Like Australia’s 6-1 drubbing of The Netherlands in the hockey World Cup, a result that would place coaches in a better position with administrators to sign new and more financially rewarding contracts. But for the coach with a difference, it was the ‘final full stop to coaching”. “I could have gone to the Commonwealth Games but that would have been self-indulgent. Why shouldn’t my assistant coaches take over, isn’t it good for them? I thought about it during the tournament, I was just about exhausted by it. I have two children at school and I want to spend time with them.”
On the India connection
I opened the batting against India when they were at Perth in the 70s to play Western Australia. I can’t remember who their opening bowlers were because they were not significant. You had Prasanna, Bedi, Venkat and Chandrashekhar …. They had four very good spin bowlers. I got out to Prasana, I was on 95, trying to sweep and top edge. That was India, they had spin bowling but they didn’t have anything else. Now they have much better pace bowlers, their batsmen are much better in playing pace bowling. Indians are more athletic and that’s the influence of the one-day game. Their running between the wickets is better, their fielding is better. These are the areas where India has made fair bit of progress. And now they have a couple of fast bowlers who bowl 140 kph so they have a pretty good balanced team.
On not being a big fan of flair
I am not a fan of flair. I like to see good skill. Flair is what we call superior practice skill. When you see someone, you know that he has practiced it. He has done the same thing before. So I just see it as an expression of superior skill not as anything else. You should have the chutzpah to do it. Shot that Williamson played to win the match (against Australia). It is a brave shot but it is also beautiful skill. The execution. Virat Kohli can play all the shots, putting them in context, I don’t think that is playing with flair, he does that because he has practiced them. He has spent a lifetime getting brilliant at them. Was Murali a bowler with flair, no he had variety and he could do it very well. The best thing about Warne’s bowling was his accuracy. That allowed him to do all the other things.

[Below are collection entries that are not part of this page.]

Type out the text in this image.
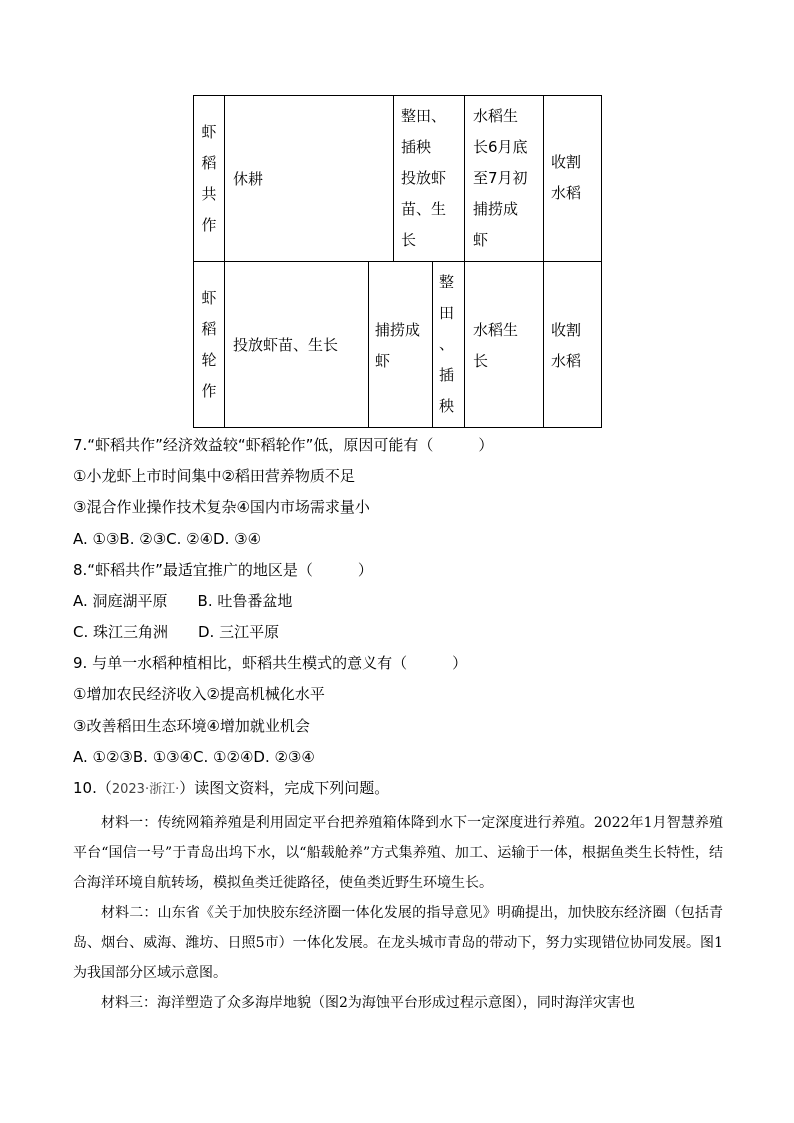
虾
稻
共
作
休耕
整田、
插秧
投放虾
苗、生
长
水稻生
长6月底
至7月初
捕捞成
虾
收割
水稻
虾
稻
轮
作
投放虾苗、生长
捕捞成
虾
整
田
、
插
秧
水稻生
长
收割
水稻
7.“虾稻共作”经济效益较“虾稻轮作”低，原因可能有（　　　）
①小龙虾上市时间集中②稻田营养物质不足
③混合作业操作技术复杂④国内市场需求量小
A. ①③B. ②③C. ②④D. ③④
8.“虾稻共作”最适宜推广的地区是（　　　）
A. 洞庭湖平原　　B. 吐鲁番盆地
C. 珠江三角洲　　D. 三江平原
9. 与单一水稻种植相比，虾稻共生模式的意义有（　　　）
①增加农民经济收入②提高机械化水平
③改善稻田生态环境④增加就业机会
A. ①②③B. ①③④C. ①②④D. ②③④
10.（2023·浙江·）读图文资料，完成下列问题。

材料一：传统网箱养殖是利用固定平台把养殖箱体降到水下一定深度进行养殖。2022年1月智慧养殖平台“国信一号”于青岛出坞下水，以“船载舱养”方式集养殖、加工、运输于一体，根据鱼类生长特性，结合海洋环境自航转场，模拟鱼类迁徙路径，使鱼类近野生环境生长。

材料二：山东省《关于加快胶东经济圈一体化发展的指导意见》明确提出，加快胶东经济圈（包括青岛、烟台、威海、潍坊、日照5市）一体化发展。在龙头城市青岛的带动下，努力实现错位协同发展。图1为我国部分区域示意图。

材料三：海洋塑造了众多海岸地貌（图2为海蚀平台形成过程示意图），同时海洋灾害也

On joking with Sardar Singh once that he should play for Australia.
Of course, not. But if you ask me if Sardar was born in Australia would you select him, I would say, “of course.”
On being called a miracle-man
I think people get carried away. Coaches get too much credit when their team does well and get too much blame when the team doesn’t do well. When at the end it is the players who make all the critical judgements. Coaches’ role is to prepare them for that. The very best players still need coaching. They still slip into errors. They make mistakes, their technique varies they need looking at and direction. Everybody needs it. If you think you don’t, it’s time to finish.